National Advisory Committee

The role of the National Advisory Committee (NAC) is to advise the AFAC on the NIFSC governance structure, mandate, scope of authority, and scope of programs and services.


The National Advisory Committee (NAC) demonstrates leadership by collaboratively providing concrete governance, organizational development and related advice to the AFAC to support the creation of the NIFSC.


  • The NAC is composed of 10 individuals who represent Indigenous organizations or act independently.
  • The NAC provides a seat for a presiding Elder who contributes to the group as a full member.
  • The NAC includes three seats for National Indigenous Organizations (NIO’s), including the Assembly of First Nations (AFN), Métis National Council (MNC) and Inuit Tapiriit Kanatami (ITK).
  • Two seats are occupied by young Indigenous leaders who have working knowledge of governance related topics.
    Four members are subject matter experts who have credible affiliations to support the work of the NAC.
  • The NAC has instituted a no proxy rule and will ensure that absent members have been provided with a written update within 10 days of the meeting.

Technical Advisory Committee

The role of the Technical Advisory Committee is to support the establishment of national Indigenous fire service standards, support the direction and parameters of research, identify emerging public safety issues and provide a national forum for Indigenous fire service to collaborate and share information. The TAC is the first forum that allows all Indigenous fire service organizations to collaborate.

The TAC has evolved with the development of the National Indigenous Fire Safety Council (NIFSC). The project provides open invitations to participate in the continued development and enhancement of Indigenous fire service standards, steer research and recommend the development of NIFSC programs.

From the beginning, AFAC committed to ongoing engagement and collaboration with regional and national Indigenous organizations to support the design and development of the NIFSC. These commitments were formally made before funding was secured by AFAC to initiate the NIFSC.

The following Indigenous organizations have an open invitation to participate with the TAC:

  • First Nations Emergency Services Society of BC FNESS (BC)
  • Technical Services Alberta TSAG (AB)
  • Prince Albert Grand Council/Saskatchewan First Nations Emergency Management PAGC/SFNEM (SK)
  • Ontario First Nations Technical Advisory Committee OFNTSC (ON)
  • Nunavut Fire Marshal Office (NT)
  • First Nations National Building Officers Association FNNBOA (National Organization)
  • Assembly of First Nations AFN Housing & Infrastructure (National Organization)
  • Aboriginal Firefighters Association of Canada AFAC (National Organization)
The Aboriginal Firefighters Association of Canada (AFAC) is a united body of regional Indigenous emergency and fire service organizations from across Canada. Each regional organization nominates a representative to sit on the AFAC Board of Directors.

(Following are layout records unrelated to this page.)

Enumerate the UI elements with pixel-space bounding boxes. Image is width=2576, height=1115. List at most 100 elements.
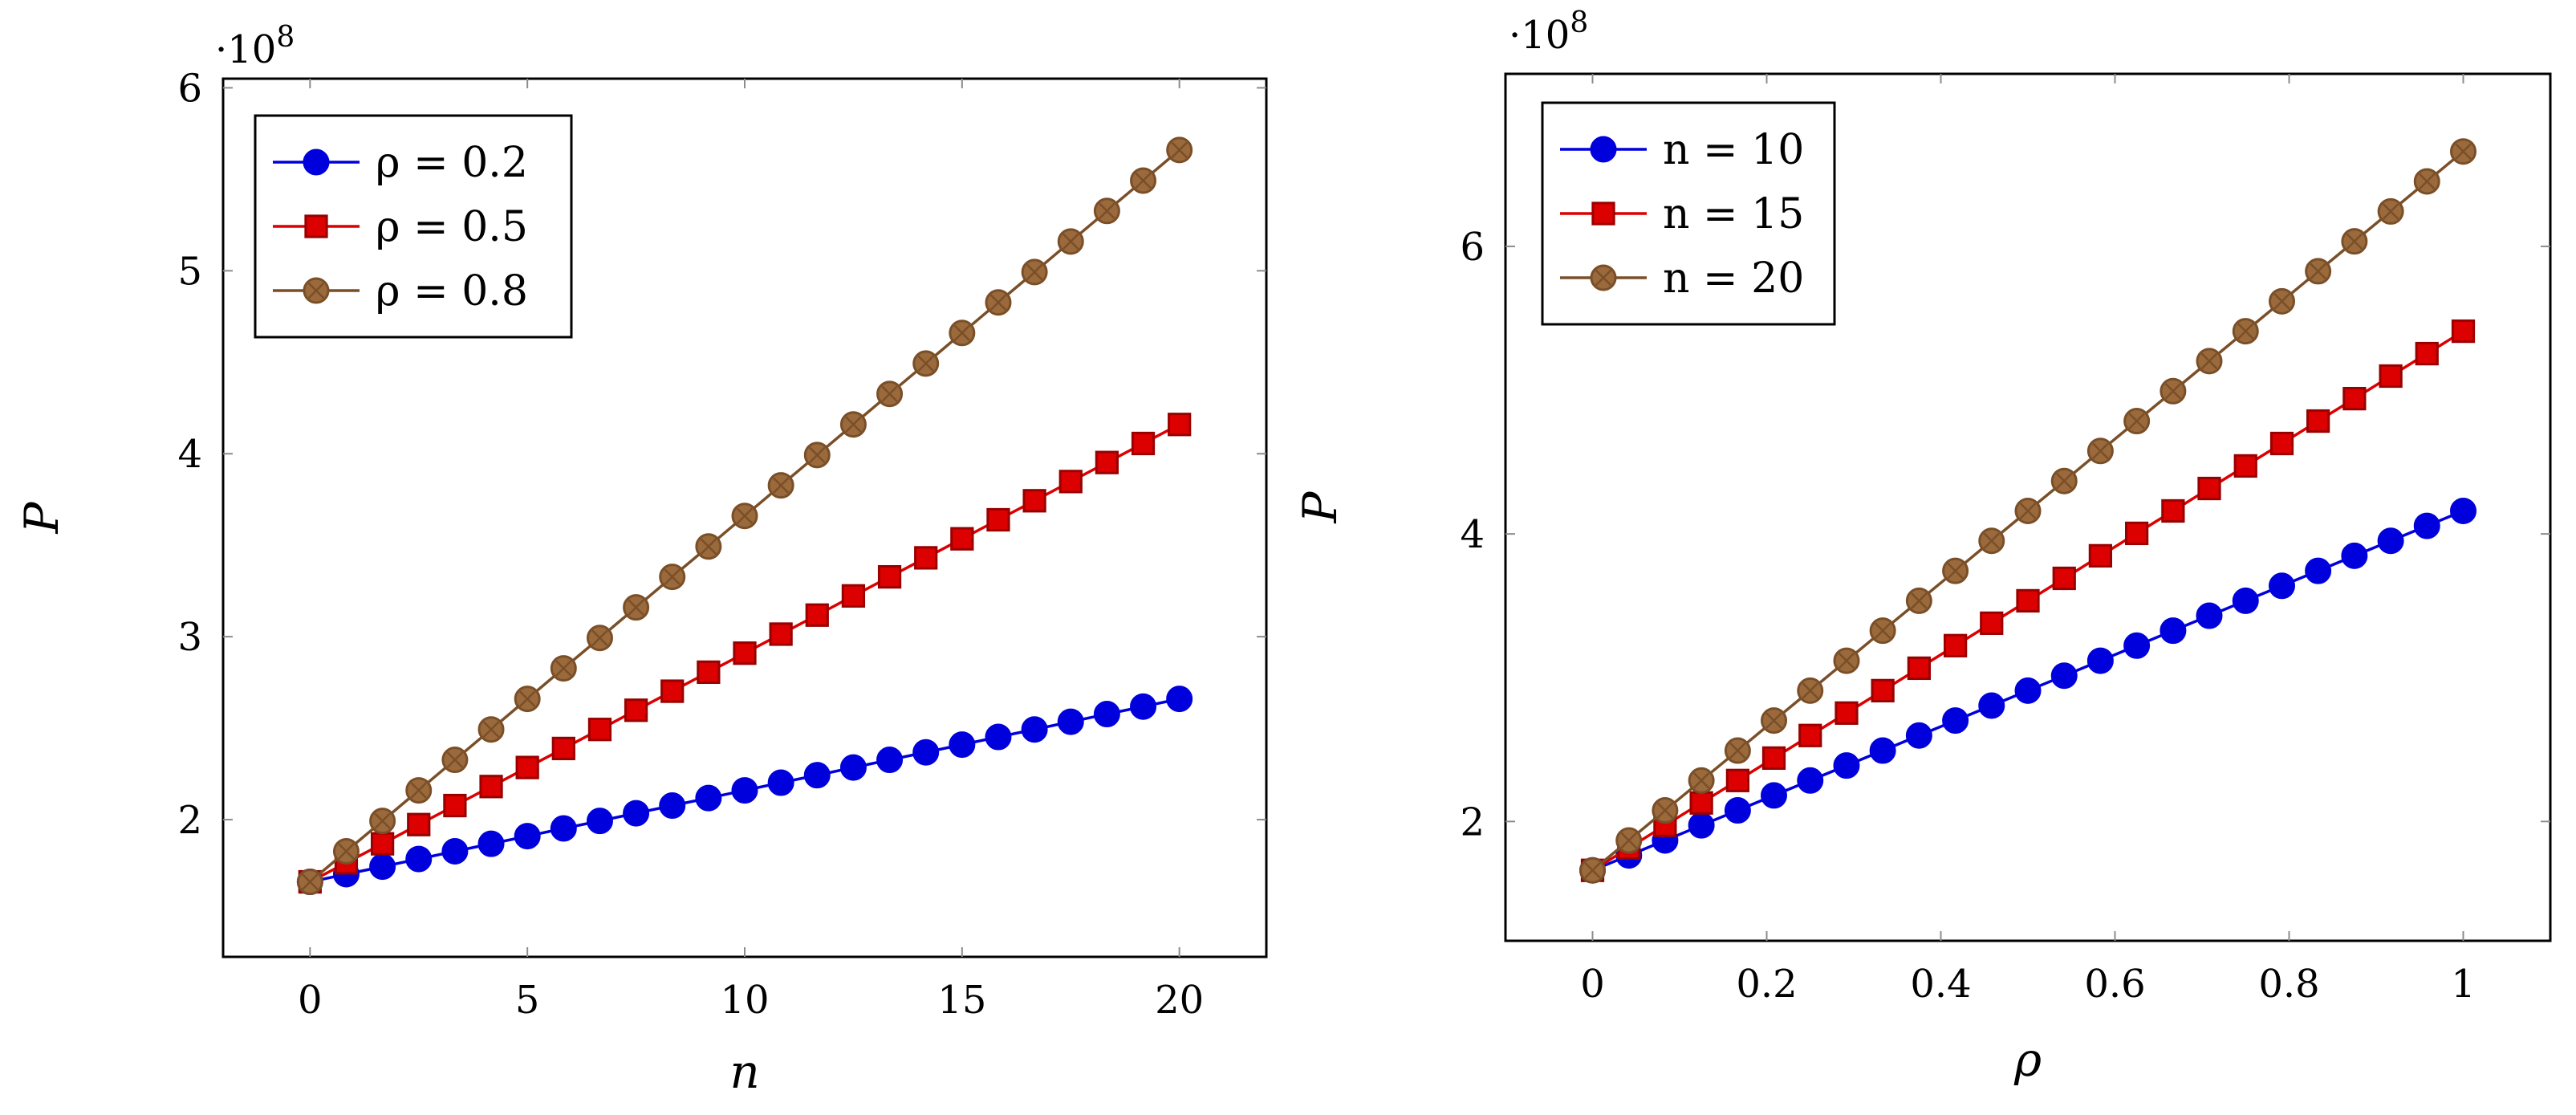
data-point <box>876 747 904 774</box>
data-point <box>731 777 758 804</box>
x-tick-label: 5 <box>515 978 540 1023</box>
data-point <box>2016 588 2040 613</box>
data-point <box>2086 437 2114 465</box>
data-point <box>1579 857 1606 884</box>
legend-marker <box>303 149 330 176</box>
data-point <box>296 869 323 896</box>
x-tick-label: 0 <box>298 978 323 1023</box>
data-point <box>950 527 974 551</box>
data-point <box>2088 543 2113 568</box>
data-point <box>1130 693 1157 720</box>
data-point <box>769 622 793 646</box>
data-point <box>2377 197 2404 225</box>
data-point <box>1980 611 2004 635</box>
data-point <box>514 823 541 850</box>
data-point <box>803 762 831 789</box>
data-point <box>2196 348 2223 375</box>
data-point <box>1166 136 1193 164</box>
series-3 <box>1579 138 2476 884</box>
data-point <box>2050 662 2078 690</box>
y-multiplier: ·108 <box>215 21 295 72</box>
data-point <box>733 641 757 665</box>
data-point <box>443 793 467 818</box>
data-point <box>660 679 685 703</box>
data-point <box>697 660 721 684</box>
data-point <box>2052 566 2076 591</box>
data-point <box>2123 632 2151 659</box>
data-point <box>1688 767 1715 794</box>
data-point <box>767 472 794 499</box>
data-point <box>986 507 1010 532</box>
data-point <box>805 603 829 627</box>
legend-label: n = 10 <box>1663 126 1804 174</box>
data-point <box>1724 797 1751 824</box>
data-point <box>550 815 577 842</box>
data-point <box>914 546 938 570</box>
data-point <box>2305 557 2332 584</box>
x-tick-label: 0.4 <box>1910 962 1971 1007</box>
data-point <box>1798 723 1822 747</box>
data-point <box>1021 258 1048 286</box>
data-point <box>841 584 866 608</box>
data-point <box>2125 521 2149 546</box>
data-point <box>1131 431 1156 456</box>
series-2 <box>298 413 1192 894</box>
y-axis-label: P <box>1293 491 1347 524</box>
y-tick-label: 2 <box>177 798 202 843</box>
data-point <box>2160 377 2187 405</box>
data-point <box>1833 647 1860 674</box>
series-1 <box>296 686 1193 896</box>
y-tick-label: 3 <box>177 615 202 660</box>
data-point <box>623 594 650 621</box>
data-point <box>2341 542 2368 569</box>
data-point <box>2450 138 2476 165</box>
data-point <box>912 350 940 377</box>
x-tick-label: 20 <box>1155 978 1204 1023</box>
data-point <box>2232 318 2259 345</box>
data-point <box>551 736 575 761</box>
data-point <box>2415 341 2439 366</box>
data-point <box>1761 746 1786 770</box>
data-point <box>2233 454 2257 478</box>
data-point <box>1021 716 1048 743</box>
data-point <box>2050 467 2078 494</box>
data-point <box>623 800 650 827</box>
data-point <box>587 718 612 742</box>
series-1 <box>1579 497 2476 884</box>
data-point <box>1093 197 1120 225</box>
data-point <box>370 832 395 856</box>
series-3 <box>296 136 1193 896</box>
data-point <box>1905 587 1932 614</box>
data-point <box>407 812 431 836</box>
data-point <box>1058 470 1083 494</box>
data-point <box>985 723 1012 751</box>
data-point <box>695 784 722 812</box>
data-point <box>405 845 433 873</box>
data-point <box>1871 678 1895 702</box>
data-point <box>2232 587 2259 614</box>
data-point <box>1095 450 1119 474</box>
data-point <box>695 533 722 560</box>
data-point <box>1725 768 1749 792</box>
data-point <box>1130 167 1157 194</box>
data-point <box>1689 791 1713 815</box>
data-point <box>550 655 577 682</box>
data-point <box>1797 677 1824 704</box>
legend: n = 10 n = 15 n = 20 <box>1541 101 1836 326</box>
y-tick-label: 4 <box>1460 512 1485 557</box>
data-point <box>1168 413 1192 437</box>
data-point <box>2451 319 2476 344</box>
data-point <box>1905 722 1932 749</box>
legend-marker <box>1591 201 1615 226</box>
data-point <box>369 853 396 881</box>
legend-marker <box>303 277 330 304</box>
plot-frame <box>1504 72 2552 942</box>
data-point <box>1057 708 1084 735</box>
data-point <box>2161 498 2185 523</box>
data-point <box>1907 656 1931 681</box>
legend-label: ρ = 0.5 <box>376 203 528 251</box>
legend-marker <box>1590 264 1617 291</box>
data-point <box>1093 701 1120 728</box>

History of the Aboriginal Firefighters Association of Canada (AFAC)

The Aboriginal Firefighters Association of Canada (AFAC) was founded on September 19, 1991 in Portage La Prairie, MB when a group of Indigenous firefighters decided to form a national Aboriginal firefighters association. The association has worked for many years to research and raise awareness of the fire service challenges facing our Indigenous communities.

The association was established to:

  • Represent the interests of these associations nationally.
  • Assist in the exchange of information.
  • Support the implementation of services.
  • Promote national standards in fire prevention, education and suppression within Indigenous communities in Canada.

Four Priorities of AFAC

  • Fire prevention.
  • Advocate for legislative standards
  • Fire Service operations standards.
  • National coordination of fire and emergency services in Indigenous communities.
This strategic approach allows Indigenous communities to close the fire service gap to that of non-Indigenous communities and reach a comparable service level. To achieve these results, AFAC works in collaboration with federal and provincial governments, national fire service organizations and other Indigenous organizations.